Twenty years ago you could be an isolated solo practitioner. Ten years ago you could be an isolated solo practitioner, but to a lesser extent. In 1996 and going into the next century you can no longer be an isolated practitioner, and that means that you're participating in managed care plans with your colleagues and in comanagement programs, both within and outside your profession.

PCON: It has been said that refractive surgery may become a way of American middle-class life, like orthodontia has become standard for teenagers. Because it should only be performed later in life, perhaps refractive surgery will become part of the college experience. You get your degree, you get your eye surgery.

Potter: That brings up a good point. We don't know very much about when refractive error stops changing. And we still don't have good long-term information on laser vision correction. Let's just assume that at 10 years patients acquire 0.75 D or 1 D of refractive error either to the plus or minus. If we knew that, then we might build that in on the front end in order to maintain a higher quality of vision for a longer period for more patients.
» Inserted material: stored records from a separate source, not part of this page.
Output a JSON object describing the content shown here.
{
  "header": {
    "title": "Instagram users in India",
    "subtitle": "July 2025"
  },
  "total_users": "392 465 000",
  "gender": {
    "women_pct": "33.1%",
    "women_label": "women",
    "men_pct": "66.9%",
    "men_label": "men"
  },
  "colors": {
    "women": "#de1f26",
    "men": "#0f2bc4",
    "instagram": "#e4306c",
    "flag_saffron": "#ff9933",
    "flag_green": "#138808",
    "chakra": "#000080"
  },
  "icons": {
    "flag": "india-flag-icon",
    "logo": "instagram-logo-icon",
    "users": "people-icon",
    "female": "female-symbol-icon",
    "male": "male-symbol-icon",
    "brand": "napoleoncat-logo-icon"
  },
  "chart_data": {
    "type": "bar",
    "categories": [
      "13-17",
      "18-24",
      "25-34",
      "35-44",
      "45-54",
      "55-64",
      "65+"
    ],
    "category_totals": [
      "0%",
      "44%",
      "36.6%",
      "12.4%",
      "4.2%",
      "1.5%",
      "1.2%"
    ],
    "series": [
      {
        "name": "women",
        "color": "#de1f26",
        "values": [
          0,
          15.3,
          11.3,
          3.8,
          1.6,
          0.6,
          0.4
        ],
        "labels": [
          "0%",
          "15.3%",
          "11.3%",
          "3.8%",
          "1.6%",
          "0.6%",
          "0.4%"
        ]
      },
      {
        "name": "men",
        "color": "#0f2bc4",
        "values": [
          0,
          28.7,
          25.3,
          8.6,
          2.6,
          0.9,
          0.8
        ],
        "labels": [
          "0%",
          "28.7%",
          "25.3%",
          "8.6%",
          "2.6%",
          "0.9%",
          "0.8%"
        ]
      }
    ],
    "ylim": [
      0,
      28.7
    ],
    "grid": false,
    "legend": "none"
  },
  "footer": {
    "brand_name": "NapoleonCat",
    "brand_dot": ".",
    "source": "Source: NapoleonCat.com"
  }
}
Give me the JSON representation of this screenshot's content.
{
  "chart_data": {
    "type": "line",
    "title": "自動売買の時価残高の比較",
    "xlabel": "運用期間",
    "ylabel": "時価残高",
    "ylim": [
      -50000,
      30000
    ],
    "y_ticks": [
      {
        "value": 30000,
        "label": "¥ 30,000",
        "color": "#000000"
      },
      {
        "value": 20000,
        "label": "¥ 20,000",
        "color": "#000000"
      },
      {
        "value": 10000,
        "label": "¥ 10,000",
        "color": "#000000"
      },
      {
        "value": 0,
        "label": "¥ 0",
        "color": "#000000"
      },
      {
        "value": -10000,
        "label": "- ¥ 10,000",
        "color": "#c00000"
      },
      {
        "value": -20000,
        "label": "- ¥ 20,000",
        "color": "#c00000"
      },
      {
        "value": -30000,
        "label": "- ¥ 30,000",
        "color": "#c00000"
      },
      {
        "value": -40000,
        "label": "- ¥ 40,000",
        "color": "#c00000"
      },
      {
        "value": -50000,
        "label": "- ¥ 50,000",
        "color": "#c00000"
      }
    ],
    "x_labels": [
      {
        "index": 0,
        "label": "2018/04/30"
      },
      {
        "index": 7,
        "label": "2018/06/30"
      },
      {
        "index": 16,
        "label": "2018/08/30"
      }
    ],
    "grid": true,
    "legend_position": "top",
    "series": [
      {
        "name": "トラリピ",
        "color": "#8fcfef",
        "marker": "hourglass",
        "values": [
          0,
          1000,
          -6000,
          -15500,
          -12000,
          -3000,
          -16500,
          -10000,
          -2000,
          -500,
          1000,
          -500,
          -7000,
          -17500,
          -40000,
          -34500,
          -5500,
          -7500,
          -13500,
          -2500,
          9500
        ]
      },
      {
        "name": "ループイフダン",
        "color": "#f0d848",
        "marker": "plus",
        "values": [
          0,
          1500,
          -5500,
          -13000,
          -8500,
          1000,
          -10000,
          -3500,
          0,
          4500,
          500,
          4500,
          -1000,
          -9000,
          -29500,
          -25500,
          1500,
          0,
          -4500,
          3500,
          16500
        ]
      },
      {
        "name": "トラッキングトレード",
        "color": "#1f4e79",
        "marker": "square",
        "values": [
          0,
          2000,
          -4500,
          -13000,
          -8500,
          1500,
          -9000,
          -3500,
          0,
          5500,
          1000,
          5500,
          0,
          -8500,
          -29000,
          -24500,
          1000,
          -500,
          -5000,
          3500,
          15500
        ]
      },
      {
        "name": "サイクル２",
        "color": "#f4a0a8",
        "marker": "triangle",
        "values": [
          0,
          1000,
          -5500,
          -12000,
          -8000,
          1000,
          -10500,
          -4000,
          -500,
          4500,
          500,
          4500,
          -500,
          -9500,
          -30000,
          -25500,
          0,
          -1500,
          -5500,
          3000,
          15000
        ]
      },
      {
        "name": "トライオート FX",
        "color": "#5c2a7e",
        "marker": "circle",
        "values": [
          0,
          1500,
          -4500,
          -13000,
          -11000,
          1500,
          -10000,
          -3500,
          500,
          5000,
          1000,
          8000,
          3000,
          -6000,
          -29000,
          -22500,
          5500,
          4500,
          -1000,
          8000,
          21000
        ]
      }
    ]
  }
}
That leads to what I think is the fundamental issue: What is 20/happy? There are two sides to the coin. If you believe that this procedure is designed to get rid of eyeglasses or contacts, and that's how you've positioned yourself in the marketplace, then you'll do everything you can to keep people out of eyeglasses or contact lenses after the procedure.

On the other side of the coin, assume you've focused your whole life on best corrected visual acuity—and every optometrist in the United States has that emblazoned on their souls. If a patient comes in with 20/25 or 20/30 vision, and they're pretty happy, and you can make them see better with a -0.50 sphere and 0.75 cylinder, axis 85, you're going to prescribe that, because you know it will give the patient better vision.

What we need to find out is: If you're between 35 and 45 years old and you have a family income of X, and these are your sports, you fit into this stratified grid. Only outcomes analysis on this scale will tell us who the ideal candidates really are.

I tell optometrists all the time: Do not refer young people for this procedure. Refer people who are older, who have more stable vision, who have the money to pay for this and who may still require eye wear for the correction of presbyopia. Optometrists are very nervous about losing the eye wear side of this. I don't think that will happen, but they still fear that.

PCON: It must be hard to turn away a patient who wants it.

Potter: Absolutely. But the problem with bad refractive surgery is patients don't die from it. They're around for a very, very long time, and you have to live with that bad result for 30 or 40 years.

PCON: Can you comment on ODs performing PRK?

Potter: I believe the same percentage of optometrists and ophthalmologists would be interested in doing this procedure. Many optometrists believe they could do this procedure, and they probably would do it pretty well. There are a lot of ophthalmologists who never will do this procedure for a variety of reasons—they don't believe in it, it's not their specialty, etc. I don't know whether or not optometrists will ever do this. I don't know how much difference it would make if they did.